The sentiment is sound, but the attribution is not: the quote comes from a mishnah in tractate Sanhedrin (4:1). 

The second is a piece in Communal News, in which David Wexelman (on the subject of responses to Covid-19) writes

 "The natural order of priorities is first yourself like it says in the ethics of the fathers, “If I will not be for myself, who will be for me.'” 

Pirkei Avot does indeed say this (Avot 1:14), but the quote is somewhat out of context because its author, Hillel, then appears to counterbalance it by adding ""And if I am for myself, what am I?" This addition appears to urge a person to find a happy medium, a path between being only for himself and not for himself at all.

Does any of this matter?

There is a principle, itself enshrined in Avot (6:6), that citing a teaching in the name of the person who teaches it is one of the 48 ways by which Torah is acquired -- and that, moreover, one who does so is viewed as bringing redemption into the world.  People are generally quite good at doing this, but there is a tendency to assume that any general principle that is repeated often enough somehow comes from Avot.  Other examples include "derech eretz kadmah leTorah" (i.e. good behaviour comes at the beginning of the Torah) and the maxim "if you chase after honour, honour runs away from you".  

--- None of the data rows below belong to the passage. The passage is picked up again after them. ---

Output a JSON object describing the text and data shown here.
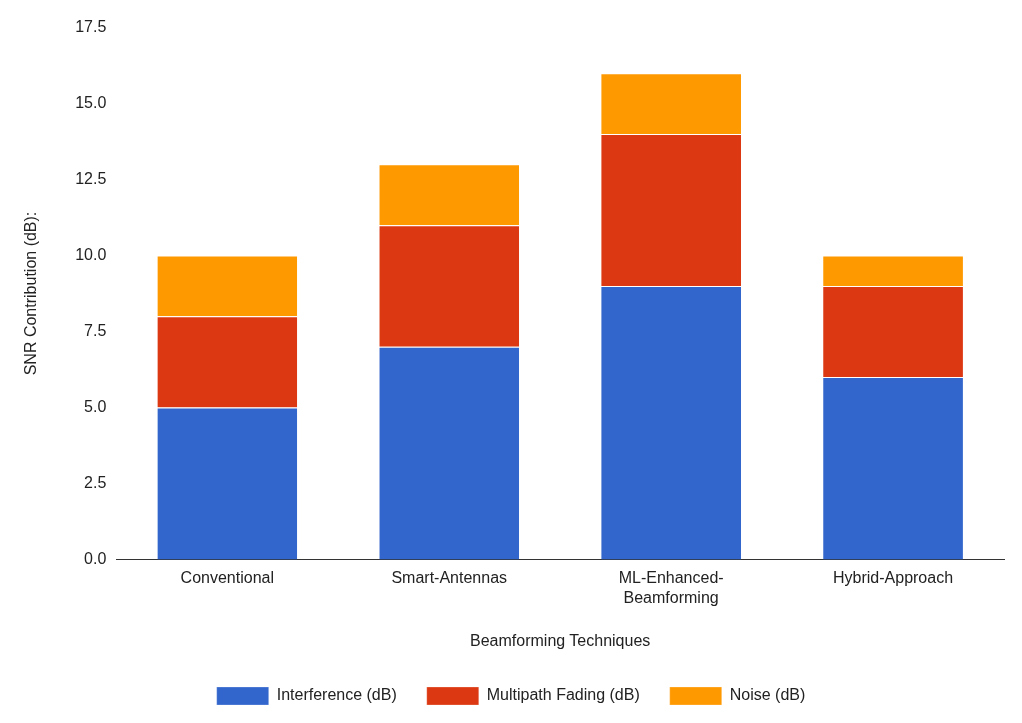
{
  "chart_data": {
    "type": "bar",
    "stacked": true,
    "xlabel": "Beamforming Techniques",
    "ylabel": "SNR Contribution (dB):",
    "categories": [
      "Conventional",
      "Smart-Antennas",
      "ML-Enhanced-Beamforming",
      "Hybrid-Approach"
    ],
    "series": [
      {
        "name": "Interference (dB)",
        "color": "#3366cc",
        "values": [
          5,
          7,
          9,
          6
        ]
      },
      {
        "name": "Multipath Fading (dB)",
        "color": "#dc3912",
        "values": [
          3,
          4,
          5,
          3
        ]
      },
      {
        "name": "Noise (dB)",
        "color": "#ff9900",
        "values": [
          2,
          2,
          2,
          1
        ]
      }
    ],
    "ylim": [
      0,
      17.5
    ],
    "yticks": [
      {
        "value": 0,
        "label": "0.0"
      },
      {
        "value": 2.5,
        "label": "2.5"
      },
      {
        "value": 5,
        "label": "5.0"
      },
      {
        "value": 7.5,
        "label": "7.5"
      },
      {
        "value": 10,
        "label": "10.0"
      },
      {
        "value": 12.5,
        "label": "12.5"
      },
      {
        "value": 15,
        "label": "15.0"
      },
      {
        "value": 17.5,
        "label": "17.5"
      }
    ],
    "grid": false,
    "legend": "bottom"
  }
}
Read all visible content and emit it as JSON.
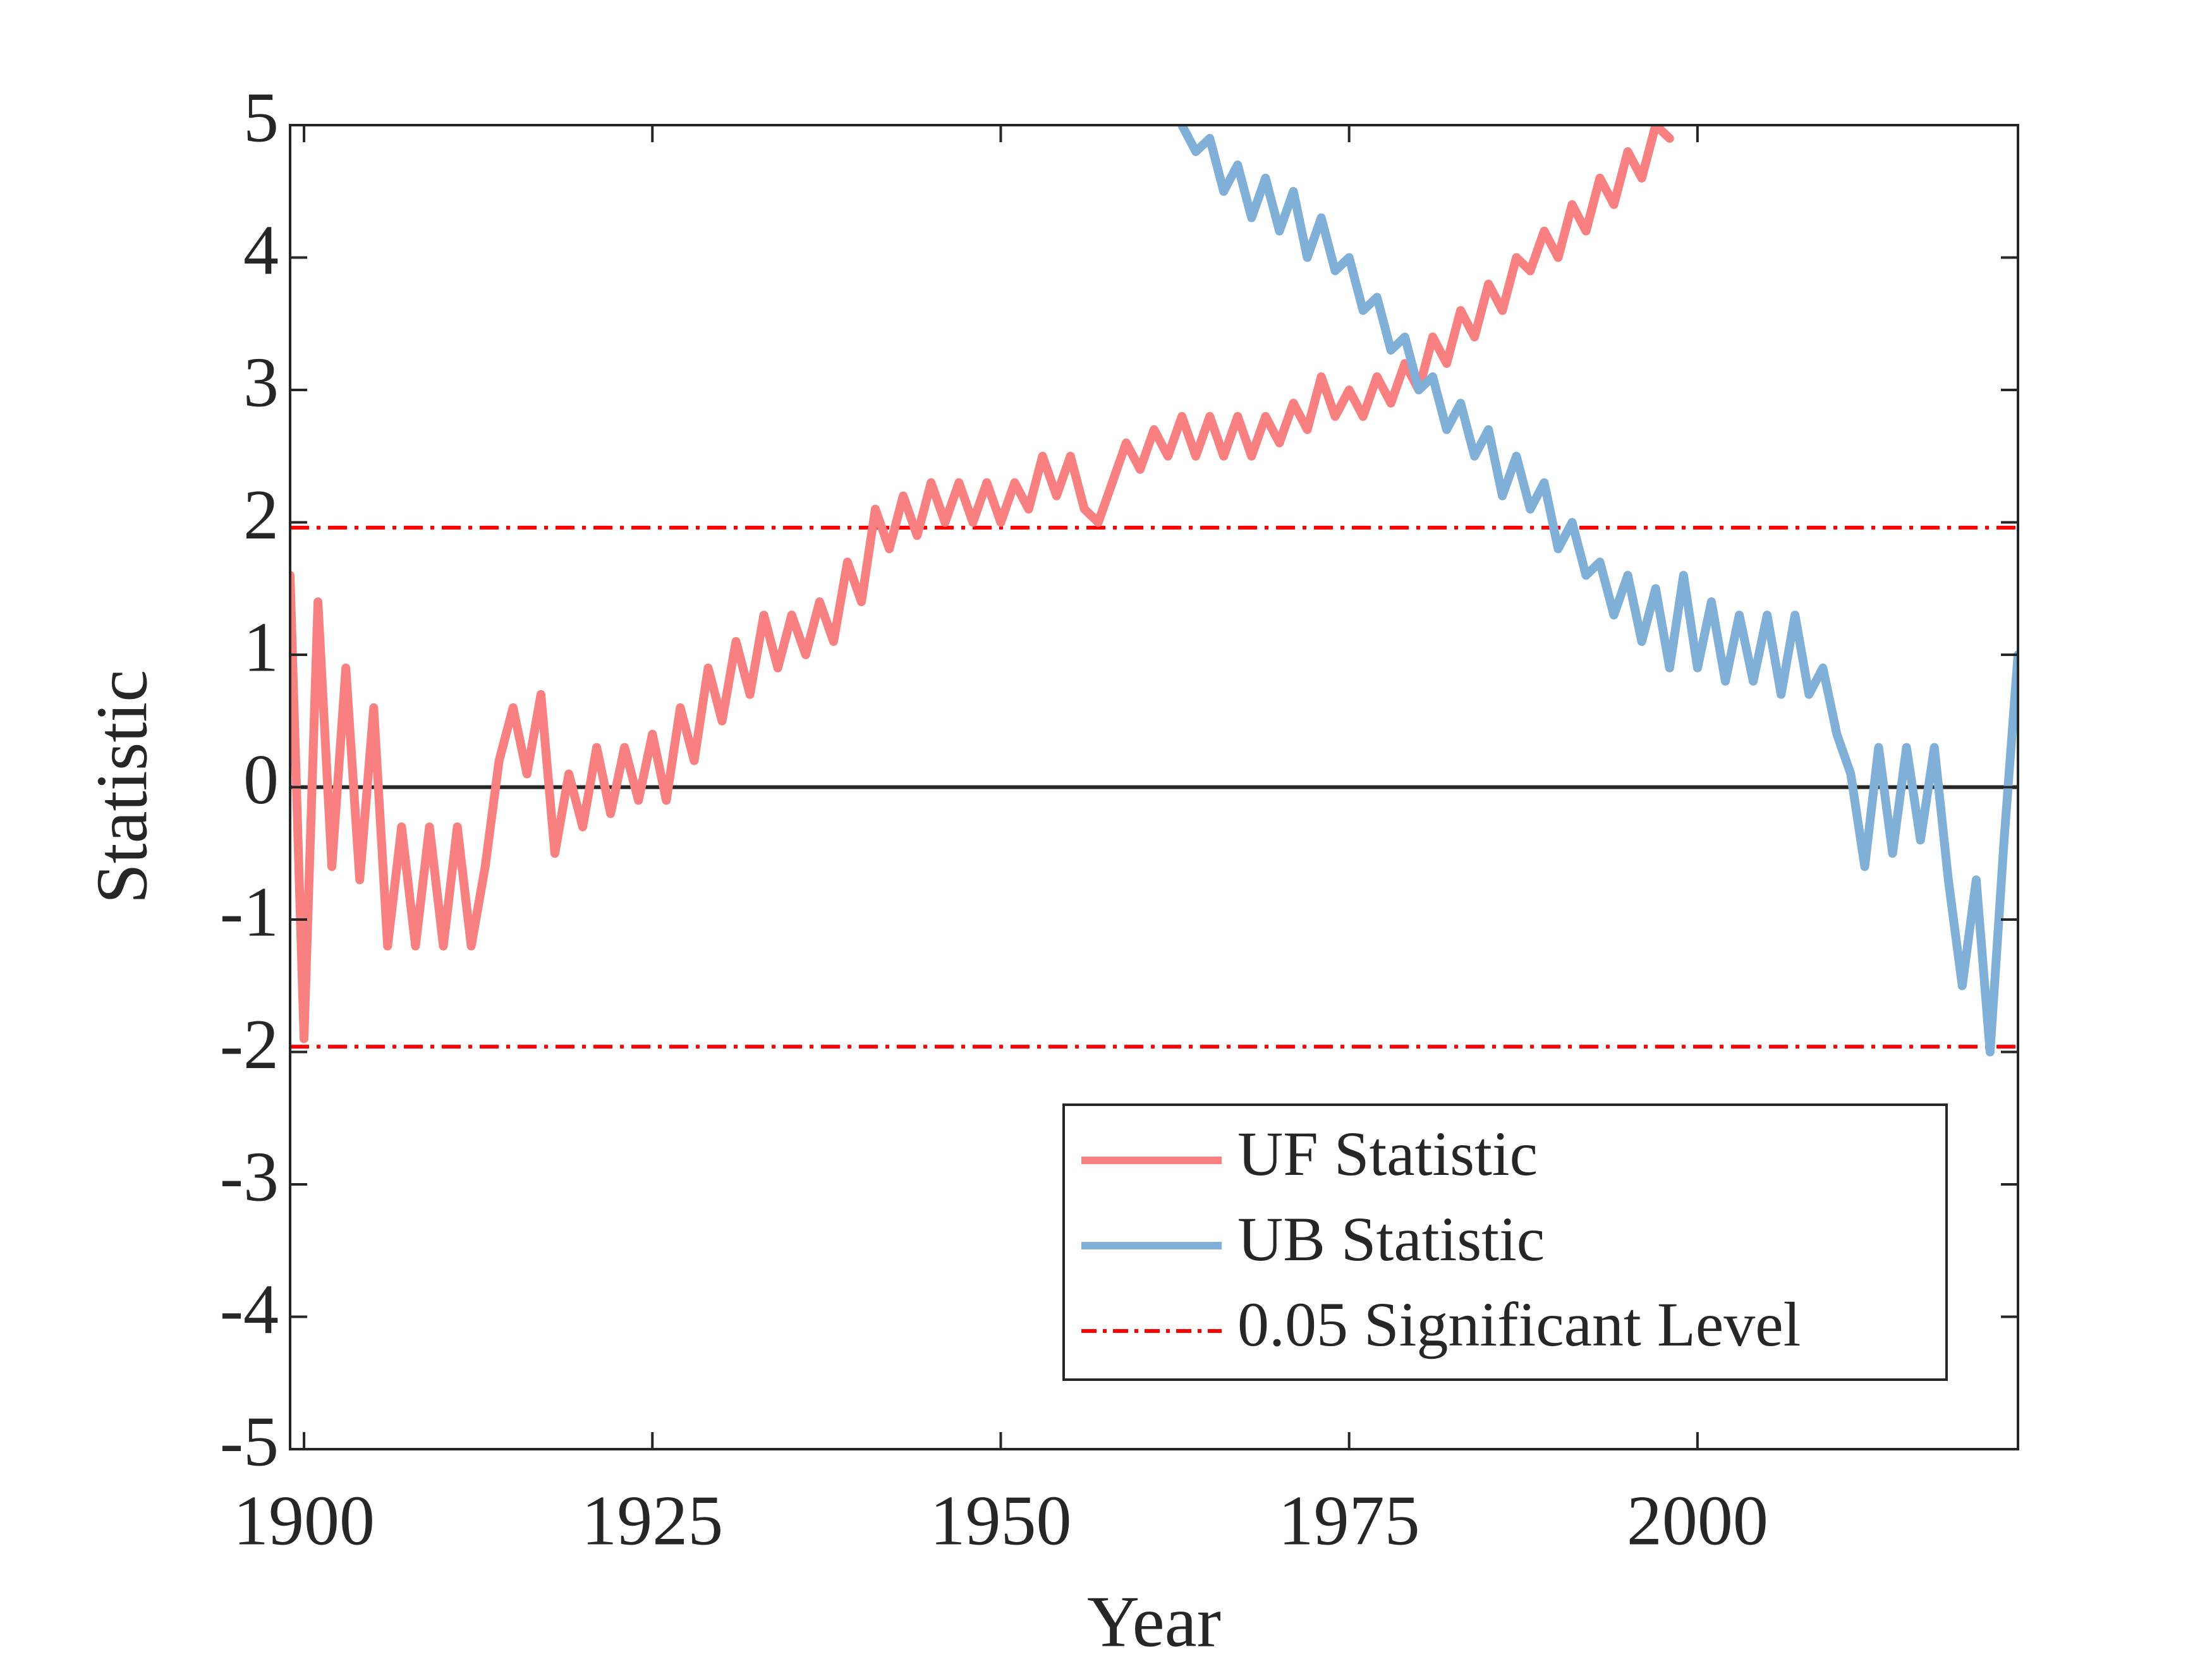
{
  "chart_data": {
    "type": "line",
    "xlabel": "Year",
    "ylabel": "Statistic",
    "xlim": [
      1899,
      2023
    ],
    "ylim": [
      -5,
      5
    ],
    "xticks": [
      1900,
      1925,
      1950,
      1975,
      2000
    ],
    "yticks": [
      -5,
      -4,
      -3,
      -2,
      -1,
      0,
      1,
      2,
      3,
      4,
      5
    ],
    "zero_line": true,
    "legend": "lower right",
    "x": [
      1899,
      1900,
      1901,
      1902,
      1903,
      1904,
      1905,
      1906,
      1907,
      1908,
      1909,
      1910,
      1911,
      1912,
      1913,
      1914,
      1915,
      1916,
      1917,
      1918,
      1919,
      1920,
      1921,
      1922,
      1923,
      1924,
      1925,
      1926,
      1927,
      1928,
      1929,
      1930,
      1931,
      1932,
      1933,
      1934,
      1935,
      1936,
      1937,
      1938,
      1939,
      1940,
      1941,
      1942,
      1943,
      1944,
      1945,
      1946,
      1947,
      1948,
      1949,
      1950,
      1951,
      1952,
      1953,
      1954,
      1955,
      1956,
      1957,
      1958,
      1959,
      1960,
      1961,
      1962,
      1963,
      1964,
      1965,
      1966,
      1967,
      1968,
      1969,
      1970,
      1971,
      1972,
      1973,
      1974,
      1975,
      1976,
      1977,
      1978,
      1979,
      1980,
      1981,
      1982,
      1983,
      1984,
      1985,
      1986,
      1987,
      1988,
      1989,
      1990,
      1991,
      1992,
      1993,
      1994,
      1995,
      1996,
      1997,
      1998,
      1999,
      2000,
      2001,
      2002,
      2003,
      2004,
      2005,
      2006,
      2007,
      2008,
      2009,
      2010,
      2011,
      2012,
      2013,
      2014,
      2015,
      2016,
      2017,
      2018,
      2019,
      2020,
      2021,
      2022,
      2023
    ],
    "series": [
      {
        "name": "UF Statistic",
        "color": "#f88080",
        "values": [
          1.6,
          -1.9,
          1.4,
          -0.6,
          0.9,
          -0.7,
          0.6,
          -1.2,
          -0.3,
          -1.2,
          -0.3,
          -1.2,
          -0.3,
          -1.2,
          -0.6,
          0.2,
          0.6,
          0.1,
          0.7,
          -0.5,
          0.1,
          -0.3,
          0.3,
          -0.2,
          0.3,
          -0.1,
          0.4,
          -0.1,
          0.6,
          0.2,
          0.9,
          0.5,
          1.1,
          0.7,
          1.3,
          0.9,
          1.3,
          1.0,
          1.4,
          1.1,
          1.7,
          1.4,
          2.1,
          1.8,
          2.2,
          1.9,
          2.3,
          2.0,
          2.3,
          2.0,
          2.3,
          2.0,
          2.3,
          2.1,
          2.5,
          2.2,
          2.5,
          2.1,
          2.0,
          2.3,
          2.6,
          2.4,
          2.7,
          2.5,
          2.8,
          2.5,
          2.8,
          2.5,
          2.8,
          2.5,
          2.8,
          2.6,
          2.9,
          2.7,
          3.1,
          2.8,
          3.0,
          2.8,
          3.1,
          2.9,
          3.2,
          3.0,
          3.4,
          3.2,
          3.6,
          3.4,
          3.8,
          3.6,
          4.0,
          3.9,
          4.2,
          4.0,
          4.4,
          4.2,
          4.6,
          4.4,
          4.8,
          4.6,
          5.0,
          4.9,
          null,
          null,
          null,
          null,
          null,
          null,
          null,
          null,
          null,
          null,
          null,
          null,
          null,
          null,
          null,
          null,
          null,
          null,
          null,
          null,
          null,
          null,
          null,
          null,
          null
        ]
      },
      {
        "name": "UB Statistic",
        "color": "#80b0d8",
        "values": [
          null,
          null,
          null,
          null,
          null,
          null,
          null,
          null,
          null,
          null,
          null,
          null,
          null,
          null,
          null,
          null,
          null,
          null,
          null,
          null,
          null,
          null,
          null,
          null,
          null,
          null,
          null,
          null,
          null,
          null,
          null,
          null,
          null,
          null,
          null,
          null,
          null,
          null,
          null,
          null,
          null,
          null,
          null,
          null,
          null,
          null,
          null,
          null,
          null,
          null,
          null,
          null,
          null,
          null,
          null,
          null,
          null,
          null,
          null,
          null,
          null,
          null,
          null,
          null,
          5.0,
          4.8,
          4.9,
          4.5,
          4.7,
          4.3,
          4.6,
          4.2,
          4.5,
          4.0,
          4.3,
          3.9,
          4.0,
          3.6,
          3.7,
          3.3,
          3.4,
          3.0,
          3.1,
          2.7,
          2.9,
          2.5,
          2.7,
          2.2,
          2.5,
          2.1,
          2.3,
          1.8,
          2.0,
          1.6,
          1.7,
          1.3,
          1.6,
          1.1,
          1.5,
          0.9,
          1.6,
          0.9,
          1.4,
          0.8,
          1.3,
          0.8,
          1.3,
          0.7,
          1.3,
          0.7,
          0.9,
          0.4,
          0.1,
          -0.6,
          0.3,
          -0.5,
          0.3,
          -0.4,
          0.3,
          -0.7,
          -1.5,
          -0.7,
          -2.0,
          -0.4,
          1.0
        ]
      }
    ],
    "hlines": {
      "name": "0.05 Significant Level",
      "color": "#ff0000",
      "values": [
        1.96,
        -1.96
      ]
    }
  }
}
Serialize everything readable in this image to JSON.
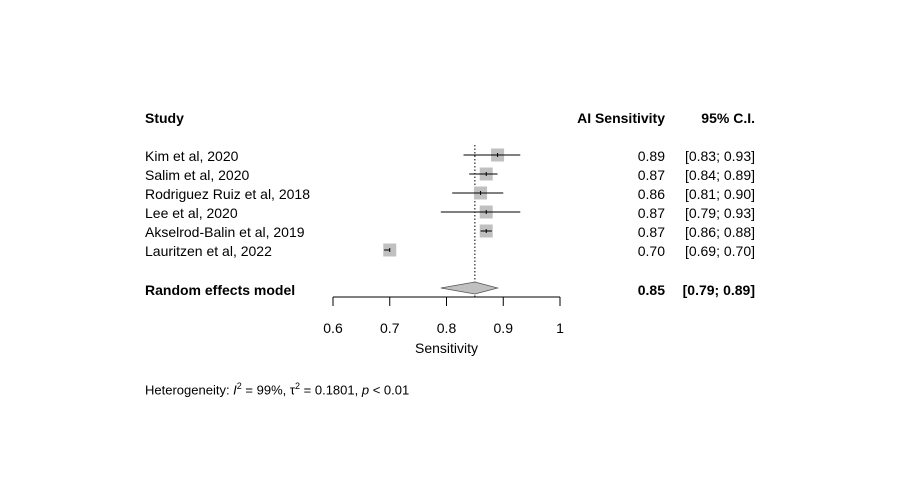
{
  "header": {
    "study_label": "Study",
    "estimate_label": "AI Sensitivity",
    "ci_label": "95% C.I."
  },
  "studies": [
    {
      "name": "Kim et al, 2020",
      "estimate_text": "0.89",
      "ci_text": "[0.83; 0.93]"
    },
    {
      "name": "Salim et al, 2020",
      "estimate_text": "0.87",
      "ci_text": "[0.84; 0.89]"
    },
    {
      "name": "Rodriguez Ruiz et al, 2018",
      "estimate_text": "0.86",
      "ci_text": "[0.81; 0.90]"
    },
    {
      "name": "Lee et al, 2020",
      "estimate_text": "0.87",
      "ci_text": "[0.79; 0.93]"
    },
    {
      "name": "Akselrod-Balin et al, 2019",
      "estimate_text": "0.87",
      "ci_text": "[0.86; 0.88]"
    },
    {
      "name": "Lauritzen et al, 2022",
      "estimate_text": "0.70",
      "ci_text": "[0.69; 0.70]"
    }
  ],
  "summary": {
    "name": "Random effects model",
    "estimate_text": "0.85",
    "ci_text": "[0.79; 0.89]"
  },
  "heterogeneity": {
    "prefix": "Heterogeneity: ",
    "i_symbol": "I",
    "i_exp": "2",
    "i_value": " = 99%, ",
    "tau_symbol": "τ",
    "tau_exp": "2",
    "tau_value": " = 0.1801, ",
    "p_symbol": "p",
    "p_value": " < 0.01"
  },
  "colors": {
    "box": "#c0c0c0",
    "diamond": "#c0c0c0",
    "line": "#000000"
  },
  "chart_data": {
    "type": "forest",
    "xlabel": "Sensitivity",
    "xlim": [
      0.6,
      1.0
    ],
    "xticks": [
      0.6,
      0.7,
      0.8,
      0.9,
      1.0
    ],
    "xtick_labels": [
      "0.6",
      "0.7",
      "0.8",
      "0.9",
      "1"
    ],
    "reference_line": 0.85,
    "studies": [
      {
        "name": "Kim et al, 2020",
        "estimate": 0.89,
        "lower": 0.83,
        "upper": 0.93
      },
      {
        "name": "Salim et al, 2020",
        "estimate": 0.87,
        "lower": 0.84,
        "upper": 0.89
      },
      {
        "name": "Rodriguez Ruiz et al, 2018",
        "estimate": 0.86,
        "lower": 0.81,
        "upper": 0.9
      },
      {
        "name": "Lee et al, 2020",
        "estimate": 0.87,
        "lower": 0.79,
        "upper": 0.93
      },
      {
        "name": "Akselrod-Balin et al, 2019",
        "estimate": 0.87,
        "lower": 0.86,
        "upper": 0.88
      },
      {
        "name": "Lauritzen et al, 2022",
        "estimate": 0.7,
        "lower": 0.69,
        "upper": 0.7
      }
    ],
    "summary": {
      "name": "Random effects model",
      "estimate": 0.85,
      "lower": 0.79,
      "upper": 0.89
    }
  }
}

I believe that we owe it to our readers, our friends, our families and our communities to be more careful with the words of our sages.  A correctly-cited axiom will more accurately reflect its author's meaning than an incorrectly-cited one, and will also spare the annoyance and frustration that can be inflicted on the poor soul who trawls through Avot in search of something that is not there at all.  Good habits of citation also enhance the credibility of the person who cultivates them. So let's get Avot right if we can!